There are two things I just can’t go without: Being awesome and ice-cold pop.
Seriously, I keep it real 7-days a week, 52 weeks a year. Why do I do it? Because if I don’t, who will? We need at least one person on this planet keeping it real at all times. People ask me all of the time (or at least they should), “Steve, you’re so awesome and cool, do you ever get tired from keeping it real and looking good while doing it?”
The answer is yes. I do get tired, but I always have pop to give me a boost. But not for the past month.
I decided a little over a month ago that my pop drinking was getting out of control. I was guzzling around three cans of Diet Coke without fail each day. If I went out to eat I would also have a couple there and take another for the road. Sure I exercise a lot
and and eat very healthy, but everything needs to be in moderation.
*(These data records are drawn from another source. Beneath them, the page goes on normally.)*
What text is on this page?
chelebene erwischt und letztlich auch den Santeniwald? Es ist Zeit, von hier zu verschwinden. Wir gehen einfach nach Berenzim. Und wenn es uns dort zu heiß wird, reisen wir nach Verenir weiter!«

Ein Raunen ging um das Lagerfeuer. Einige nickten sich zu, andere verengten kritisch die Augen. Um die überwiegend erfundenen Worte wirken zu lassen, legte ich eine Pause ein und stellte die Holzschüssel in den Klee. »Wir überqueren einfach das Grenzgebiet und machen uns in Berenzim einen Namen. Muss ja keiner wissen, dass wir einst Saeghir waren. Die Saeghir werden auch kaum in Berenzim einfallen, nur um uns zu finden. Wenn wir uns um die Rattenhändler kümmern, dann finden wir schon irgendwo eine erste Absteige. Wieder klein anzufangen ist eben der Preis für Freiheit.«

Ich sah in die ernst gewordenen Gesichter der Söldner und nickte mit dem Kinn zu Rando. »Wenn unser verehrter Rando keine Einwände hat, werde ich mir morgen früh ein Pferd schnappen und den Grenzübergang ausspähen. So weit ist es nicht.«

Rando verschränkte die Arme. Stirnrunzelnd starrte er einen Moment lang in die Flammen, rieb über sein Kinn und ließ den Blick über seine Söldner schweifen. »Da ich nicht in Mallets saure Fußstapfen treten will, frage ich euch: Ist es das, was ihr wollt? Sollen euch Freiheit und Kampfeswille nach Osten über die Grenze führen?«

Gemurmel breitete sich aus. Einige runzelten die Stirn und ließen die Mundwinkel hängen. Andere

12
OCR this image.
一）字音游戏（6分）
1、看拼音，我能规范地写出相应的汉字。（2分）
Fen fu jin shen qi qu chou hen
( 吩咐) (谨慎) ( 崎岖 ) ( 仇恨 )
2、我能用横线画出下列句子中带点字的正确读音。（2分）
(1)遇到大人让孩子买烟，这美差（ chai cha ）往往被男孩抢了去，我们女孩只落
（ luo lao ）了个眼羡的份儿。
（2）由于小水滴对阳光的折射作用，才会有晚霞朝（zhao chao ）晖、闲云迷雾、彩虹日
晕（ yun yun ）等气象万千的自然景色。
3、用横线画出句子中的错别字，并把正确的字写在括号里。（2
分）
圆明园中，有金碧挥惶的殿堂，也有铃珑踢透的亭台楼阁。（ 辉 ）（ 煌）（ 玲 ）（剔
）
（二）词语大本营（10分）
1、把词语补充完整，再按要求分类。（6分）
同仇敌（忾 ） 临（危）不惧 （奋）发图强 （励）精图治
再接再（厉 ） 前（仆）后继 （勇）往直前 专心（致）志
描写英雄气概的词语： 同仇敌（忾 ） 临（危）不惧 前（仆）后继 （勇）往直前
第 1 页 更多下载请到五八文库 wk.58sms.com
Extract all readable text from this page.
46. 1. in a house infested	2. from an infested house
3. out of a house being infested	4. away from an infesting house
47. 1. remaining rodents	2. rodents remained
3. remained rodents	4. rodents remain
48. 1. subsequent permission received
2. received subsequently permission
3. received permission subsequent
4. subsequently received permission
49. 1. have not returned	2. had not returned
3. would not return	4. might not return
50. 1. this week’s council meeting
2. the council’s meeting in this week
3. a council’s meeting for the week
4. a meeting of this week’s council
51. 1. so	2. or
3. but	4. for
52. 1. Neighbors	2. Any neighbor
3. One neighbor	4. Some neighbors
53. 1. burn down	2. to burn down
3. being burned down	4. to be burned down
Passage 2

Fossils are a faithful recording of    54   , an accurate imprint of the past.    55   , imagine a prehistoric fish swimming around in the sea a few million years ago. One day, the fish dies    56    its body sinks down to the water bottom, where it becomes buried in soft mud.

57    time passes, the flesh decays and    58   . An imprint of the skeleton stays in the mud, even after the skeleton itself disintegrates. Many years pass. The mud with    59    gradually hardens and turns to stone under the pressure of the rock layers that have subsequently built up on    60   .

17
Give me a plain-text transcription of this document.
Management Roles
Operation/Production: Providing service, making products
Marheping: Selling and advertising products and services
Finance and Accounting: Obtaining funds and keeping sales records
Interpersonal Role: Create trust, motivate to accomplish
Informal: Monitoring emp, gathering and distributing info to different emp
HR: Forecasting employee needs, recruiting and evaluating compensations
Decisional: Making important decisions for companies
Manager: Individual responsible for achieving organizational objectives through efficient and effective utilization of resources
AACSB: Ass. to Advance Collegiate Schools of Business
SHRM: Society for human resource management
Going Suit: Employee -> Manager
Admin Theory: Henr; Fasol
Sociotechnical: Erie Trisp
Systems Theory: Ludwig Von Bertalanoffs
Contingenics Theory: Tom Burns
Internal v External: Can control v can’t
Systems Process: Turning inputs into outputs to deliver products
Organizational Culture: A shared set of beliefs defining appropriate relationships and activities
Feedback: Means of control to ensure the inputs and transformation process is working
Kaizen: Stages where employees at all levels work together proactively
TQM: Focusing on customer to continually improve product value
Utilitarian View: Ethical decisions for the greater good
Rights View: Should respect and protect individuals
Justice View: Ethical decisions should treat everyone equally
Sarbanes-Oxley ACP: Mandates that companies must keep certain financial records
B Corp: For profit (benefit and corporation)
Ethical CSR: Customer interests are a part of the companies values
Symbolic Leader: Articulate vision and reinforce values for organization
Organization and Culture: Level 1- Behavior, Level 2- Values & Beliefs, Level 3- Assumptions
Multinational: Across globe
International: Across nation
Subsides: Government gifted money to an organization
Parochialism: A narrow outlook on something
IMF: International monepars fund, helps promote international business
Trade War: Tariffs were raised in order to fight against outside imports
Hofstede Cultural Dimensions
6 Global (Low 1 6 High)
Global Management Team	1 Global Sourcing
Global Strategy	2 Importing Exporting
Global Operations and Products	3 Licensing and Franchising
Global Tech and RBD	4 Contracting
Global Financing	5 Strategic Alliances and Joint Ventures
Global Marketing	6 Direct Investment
For me, cutting back is pretty unsuccessful. If I have two, why not a third? Who cares? It’s diet. Blah blah blah. But what does work for me is cutting things completely, cold turkey. For the record I granted myself a concession that I could have pop when I was drinking with friends. I am not the type to pour rum just so I can have pop, so this amounted to two instances over the month,
I’ll tell you when it was most difficult–eating out. Nothing complements pizza, burgers, and brats like a chilled Coke or Pepsi. I tried filling that void during those great meals with lemonade. But lemonade sucked at filling the void left by pop. No bubbles, not nearly as cold, no caffeine boost! Just who the hell do you think you’re fooling, lemonade? You will always live in the shadow of a greater beverage!
The intention was never to cut pop forever, just long enough to break the habit and then build a new one. They say a habit takes 21 days to establish, but I like the idea of doing a solid month better. So I did.
I have now established the habit that I do not need pop. After making it a month I enjoyed some over my birthday lunch and will be attempting to drink in greater moderation.
So good bye lemonade! You can go to hell along with grapefruit, mosquitoes, and most reality TV shows. I will be celebrating with pop!